We both agreed in advance that this would not be an exhaustive test where he would shoot the drills multiple times so we could get an average of scores in order in order to conclude as to which sighting system was superior. I told Hany that I wanted to know the following:

What was the total score on each drill?

What was the time on each drill?

What were his impressions as to the pros and cons of each sighting system at both 5 and 15 yards?

The results were as follows:

Glock 17 with Dawson black rear sight and fiber-optic front sight.
Half Test: Score of 100 in 3.38 seconds.
Super Test: Score of 92 in 11.58 seconds.

Glock 17 with Agency Arms slide and Trijicon RMR:
Half Test: Score of 100 in 3.72 seconds.
Super Test: Score of 99 in 13.10 seconds.

Hany stated that he felt he had performed close to the best of his ability on all four stages with no called flyers or bobbles. He said that these tests simply confirmed what he had already come to believe. At short distances there was no advantage to the PMRDS and that it was slightly harder for him to track when shooting at high speed. At the longer distances there was a decided advantage in favor of the PMRDS. He emphatically noted that it was markedly easier to make slight sight corrections just prior to pressing the trigger with the dot than with the iron sights.

My thoughts on the PMRDS for concealed carriers is that with the features of some of the great new PMRDS models coming out like the Trijicon SRO and Aimpoint ACRO that there is soon going to be something for everyone. While I think concealed carriers should think long and hard about proactively engaging an active shooter in public, this distances at which this could very well take place would likely favor the use of the PMRDS. Please note that there is a distinct learning curve when it comes to using a PMRDS, and it is not uncommon for even experienced shooters to find themselves searching for the red dot when they bring the pistol up to the shooting plane (a more-or-less imaginary straight line between the eye and the desired target).

I recently picked up my business partner’s Glock 19 bearing a Trijicon RMR and shot the Five-Yard Roundup drill with it cold and found myself outside of my comfort zone on some of the rapid-fire stages. Advocates of the PMRDS might correctly point out that I lack formal training with that sighting system, which is exactly my point. Concealed carriers who are unable or unwilling to invest in formal training followed by practicing are likely to experience the same thing as me.
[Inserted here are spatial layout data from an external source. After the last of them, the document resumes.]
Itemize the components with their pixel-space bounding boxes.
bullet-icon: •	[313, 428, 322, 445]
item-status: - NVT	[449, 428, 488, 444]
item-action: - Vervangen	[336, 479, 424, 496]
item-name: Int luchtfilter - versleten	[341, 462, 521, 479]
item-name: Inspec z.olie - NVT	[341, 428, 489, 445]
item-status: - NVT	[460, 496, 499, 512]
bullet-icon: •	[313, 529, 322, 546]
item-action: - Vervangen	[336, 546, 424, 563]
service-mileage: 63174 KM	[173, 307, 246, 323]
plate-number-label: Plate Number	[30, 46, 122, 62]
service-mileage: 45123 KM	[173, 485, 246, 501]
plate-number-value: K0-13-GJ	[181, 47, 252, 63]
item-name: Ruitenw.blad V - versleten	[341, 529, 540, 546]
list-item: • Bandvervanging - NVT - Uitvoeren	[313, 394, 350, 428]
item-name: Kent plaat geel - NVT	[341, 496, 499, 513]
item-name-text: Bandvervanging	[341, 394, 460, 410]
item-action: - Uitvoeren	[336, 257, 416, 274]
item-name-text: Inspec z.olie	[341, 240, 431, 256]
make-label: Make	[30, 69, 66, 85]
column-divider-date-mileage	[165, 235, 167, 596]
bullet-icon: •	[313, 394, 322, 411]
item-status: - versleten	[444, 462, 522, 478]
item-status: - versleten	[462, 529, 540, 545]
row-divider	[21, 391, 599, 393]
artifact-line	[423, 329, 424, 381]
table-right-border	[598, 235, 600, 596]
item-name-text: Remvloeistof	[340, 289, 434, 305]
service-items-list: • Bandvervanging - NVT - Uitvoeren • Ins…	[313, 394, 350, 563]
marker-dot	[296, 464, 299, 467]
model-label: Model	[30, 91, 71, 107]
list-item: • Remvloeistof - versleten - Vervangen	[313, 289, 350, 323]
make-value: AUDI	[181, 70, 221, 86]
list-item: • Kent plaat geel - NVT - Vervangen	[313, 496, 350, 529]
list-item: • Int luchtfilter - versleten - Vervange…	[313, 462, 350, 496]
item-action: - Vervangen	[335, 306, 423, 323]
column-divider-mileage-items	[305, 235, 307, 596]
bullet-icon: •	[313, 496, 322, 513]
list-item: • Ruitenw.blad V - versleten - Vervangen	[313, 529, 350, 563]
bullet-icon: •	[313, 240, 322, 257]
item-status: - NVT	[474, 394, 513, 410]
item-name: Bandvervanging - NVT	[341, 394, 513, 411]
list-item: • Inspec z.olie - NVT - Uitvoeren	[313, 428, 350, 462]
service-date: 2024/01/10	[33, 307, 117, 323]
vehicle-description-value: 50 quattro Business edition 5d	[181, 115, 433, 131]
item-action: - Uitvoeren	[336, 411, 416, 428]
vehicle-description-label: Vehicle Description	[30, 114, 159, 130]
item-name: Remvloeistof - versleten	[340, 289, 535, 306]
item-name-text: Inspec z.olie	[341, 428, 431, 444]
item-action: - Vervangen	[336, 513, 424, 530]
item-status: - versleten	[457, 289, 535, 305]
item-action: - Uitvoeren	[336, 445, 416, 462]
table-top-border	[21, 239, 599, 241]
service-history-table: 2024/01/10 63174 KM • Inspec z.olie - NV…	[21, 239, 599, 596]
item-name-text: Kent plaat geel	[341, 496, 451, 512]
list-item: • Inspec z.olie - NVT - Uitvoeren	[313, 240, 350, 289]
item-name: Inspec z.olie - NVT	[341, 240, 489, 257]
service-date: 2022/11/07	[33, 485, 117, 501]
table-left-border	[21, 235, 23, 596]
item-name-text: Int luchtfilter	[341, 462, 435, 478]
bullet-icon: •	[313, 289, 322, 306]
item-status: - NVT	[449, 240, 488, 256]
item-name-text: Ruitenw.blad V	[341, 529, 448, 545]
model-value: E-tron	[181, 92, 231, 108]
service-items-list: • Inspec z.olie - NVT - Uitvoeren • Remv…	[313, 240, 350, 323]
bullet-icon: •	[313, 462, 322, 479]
I think it is entirely up to the concealed carrier to decide whether iron sights or the PMRDS is right for them. One huge plus in favor of the PMRDS is that may be the only way to go for some concealed carriers who have significant vision issues. At the risk of being redundant, I do think that is important to understand that going the PMRDS route will require significant practice before it can be used as well as highly visible iron sights at the distances most deadly force encounters take place, and that most concealed carriers would benefit from training under a qualified instructor.